The secular use of Hellene revived in the 9th century, after paganism had been eclipsed and was no longer a threat to Christianity's dominance. The revival followed the same track as its disappearance. The name had originally declined from a national term in antiquity, to a cultural term in the Hellenistic years, to a religious term in the early Christian years. With the demise of paganism and the revival of learning in the Byzantine Empire it had regained its cultural meaning, and finally, by the 11th century it had returned to its ancient national form of an "ethnic Greek", synonymous at the time to "Roman".
Accounts from the 11th century onward (from Anna Komnena, Michael Psellos, John III Vatatzes, George Pletho Gemistos and several others) prove that the revival of the term Hellene (as a potential replacement for ethnic terms like Graekos and Romios) did occur. For example, Anna Komnena writes of her contemporaries as Hellenes, but does not use the word as a synonym for a pagan worshipper. Moreover, Anna boasts about her Hellenic classical education, and she speaks as a native Greek and not as an outsider/foreigner who learned Greek.
The refounding of the University of Constantinople in the palaces of Magnaura promoted an interest in learning, particularly in Greek studies. Patriarch Photius was irritated because "Hellenic studies are preferred over spiritual works". Michael Psellus thought it a compliment when Emperor Romanus III praised him for being raised "in the Hellenic way" and a weakness for Emperor Michael IV for being completely devoid of a Hellenic education,[62] while Anna Comnena claimed that she had "carried the study of Hellenic to the highest pitch".[63] Also, commenting on the orphanage her father founded, she stated that "there could be seen a Latin being trained, and a Scythian studying Hellenic, and a Roman handling Hellenic texts and an illiterate Hellene speaking Hellenic correctly".[64] In this case we reach a point where the Byzantines are Romans on the political level but Hellenic by descent. Eustathius of Thessalonike disambiguates the distinction in his account of the fall of Constantinople in 1204 by referring to the invaders with the generic term "Latins", encompassing all adherents to the Roman Catholic Church, and the "Hellenes" as the dominant population of the empire.[65]
After the fall of Constantinople to the Crusaders, Greek nationalism accentuated. Nicetas Choniates insisted on using the name "Hellenes", stressing the outrages of the "Latins" against the "Hellenes" in the Peloponessus and how the Alfeios River might carry the news to the barbarians in Sicily, the Normans.[66] Nicephorus Blemmydes referred to the Byzantine emperors as Hellenes,[67] and Theodore Alanias wrote in a letter to his brother that "the homeland may have been captured, but Hellas still exists within every wise man".[68] The second Emperor of Nicaea, John III Ducas Vatatzes, wrote in a letter to Pope Gregory IX about the wisdom that "rains upon the Hellenic nation". He maintained that the transfer of the imperial authority from Rome to Constantinople was national and not geographic, and therefore did not belong to the Latins occupying Constantinople: Constantine's heritage was passed on to the Hellenes, so he argued, and they alone were its inheritors and successors.[69] His son, Theodore II Lascaris, was eager to project the name of the Greeks with true nationalistic zeal. He made it a point that "the Hellenic race looms over all other languages" and that "every kind of philosophy and form of knowledge is a discovery of Hellenes... What do you, O Italian, have to display?"[70]

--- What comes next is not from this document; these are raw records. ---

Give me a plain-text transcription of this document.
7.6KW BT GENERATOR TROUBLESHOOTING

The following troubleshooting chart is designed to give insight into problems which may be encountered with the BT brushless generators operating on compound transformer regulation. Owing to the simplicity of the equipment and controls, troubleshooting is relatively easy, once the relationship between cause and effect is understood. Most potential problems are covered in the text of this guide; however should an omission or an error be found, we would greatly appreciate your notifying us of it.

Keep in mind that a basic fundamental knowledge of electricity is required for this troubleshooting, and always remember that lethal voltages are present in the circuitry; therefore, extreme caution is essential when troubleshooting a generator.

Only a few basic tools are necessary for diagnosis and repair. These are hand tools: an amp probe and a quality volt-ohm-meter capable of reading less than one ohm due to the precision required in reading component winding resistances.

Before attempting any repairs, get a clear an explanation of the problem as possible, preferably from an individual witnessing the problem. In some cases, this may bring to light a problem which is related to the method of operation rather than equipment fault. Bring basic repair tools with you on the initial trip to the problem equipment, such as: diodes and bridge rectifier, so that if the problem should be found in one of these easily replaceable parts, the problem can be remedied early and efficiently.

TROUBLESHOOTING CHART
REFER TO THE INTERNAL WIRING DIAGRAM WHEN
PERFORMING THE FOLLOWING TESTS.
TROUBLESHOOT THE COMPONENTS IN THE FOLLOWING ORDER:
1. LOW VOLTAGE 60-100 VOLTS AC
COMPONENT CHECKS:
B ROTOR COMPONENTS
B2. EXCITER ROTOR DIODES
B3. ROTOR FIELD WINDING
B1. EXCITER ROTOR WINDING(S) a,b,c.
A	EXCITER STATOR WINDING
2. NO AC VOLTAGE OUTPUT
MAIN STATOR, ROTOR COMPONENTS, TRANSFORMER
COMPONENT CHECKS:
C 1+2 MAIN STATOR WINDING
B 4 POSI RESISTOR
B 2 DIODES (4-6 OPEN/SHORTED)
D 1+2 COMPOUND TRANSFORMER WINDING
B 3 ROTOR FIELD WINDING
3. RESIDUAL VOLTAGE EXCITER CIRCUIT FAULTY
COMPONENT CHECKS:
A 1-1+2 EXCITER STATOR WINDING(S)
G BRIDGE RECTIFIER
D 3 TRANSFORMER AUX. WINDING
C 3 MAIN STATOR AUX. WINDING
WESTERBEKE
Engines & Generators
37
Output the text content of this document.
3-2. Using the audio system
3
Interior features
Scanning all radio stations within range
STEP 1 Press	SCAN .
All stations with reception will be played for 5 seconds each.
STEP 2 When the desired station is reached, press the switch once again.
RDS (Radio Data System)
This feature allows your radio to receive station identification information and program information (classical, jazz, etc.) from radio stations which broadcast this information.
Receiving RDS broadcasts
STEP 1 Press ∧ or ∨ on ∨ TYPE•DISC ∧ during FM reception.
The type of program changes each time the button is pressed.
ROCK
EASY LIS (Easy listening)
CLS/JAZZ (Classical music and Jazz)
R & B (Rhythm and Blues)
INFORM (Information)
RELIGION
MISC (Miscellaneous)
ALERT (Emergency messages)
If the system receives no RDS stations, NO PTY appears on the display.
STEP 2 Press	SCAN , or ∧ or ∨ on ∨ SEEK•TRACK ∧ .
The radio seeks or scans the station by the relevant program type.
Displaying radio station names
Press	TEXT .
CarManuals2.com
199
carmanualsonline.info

The evolution of the name was slow and did never replace the "Roman" name completely. Nicephorus Gregoras named his historical work Roman History.[71] Emperor John VI Cantacuzenus, a big supporter of Greek education, in his own memoirs always refers to the Byzantines as "Romans",[72] yet, in a letter sent by the sultan of Egypt, Nasser Hassan Ben Mohamed, referred to him as "Emperor of the Hellenes, Bulgars, Sassanians, Vlachs, Russians, Alanians" but not of the "Romans".[73] Over the next century, George Gemistus Plethon pointed out to Constantine Palaeologus that the people he leads are "Hellenes, as their race and language and education testifies",[74] while Laonicus Chalcondyles was a proponent of completely substituting "Roman" terminology for "Greek" terminology.[75] Constantine Palaeologus himself in the end proclaimed Constantinople the "refuge for Christians, hope and delight of all Hellenes".[76] On the other hand, the same Emperor in his final speech before the Empire's demise called upon his audience to rally to the defenses by characteristically referring to them as "descendants of Hellenes and Romans", most possibly as an attempt to combine Greek national sentiment with the Roman tradition of the Byzantine crown and Empire, both highly respected elements in his subjects' psyche at that moment.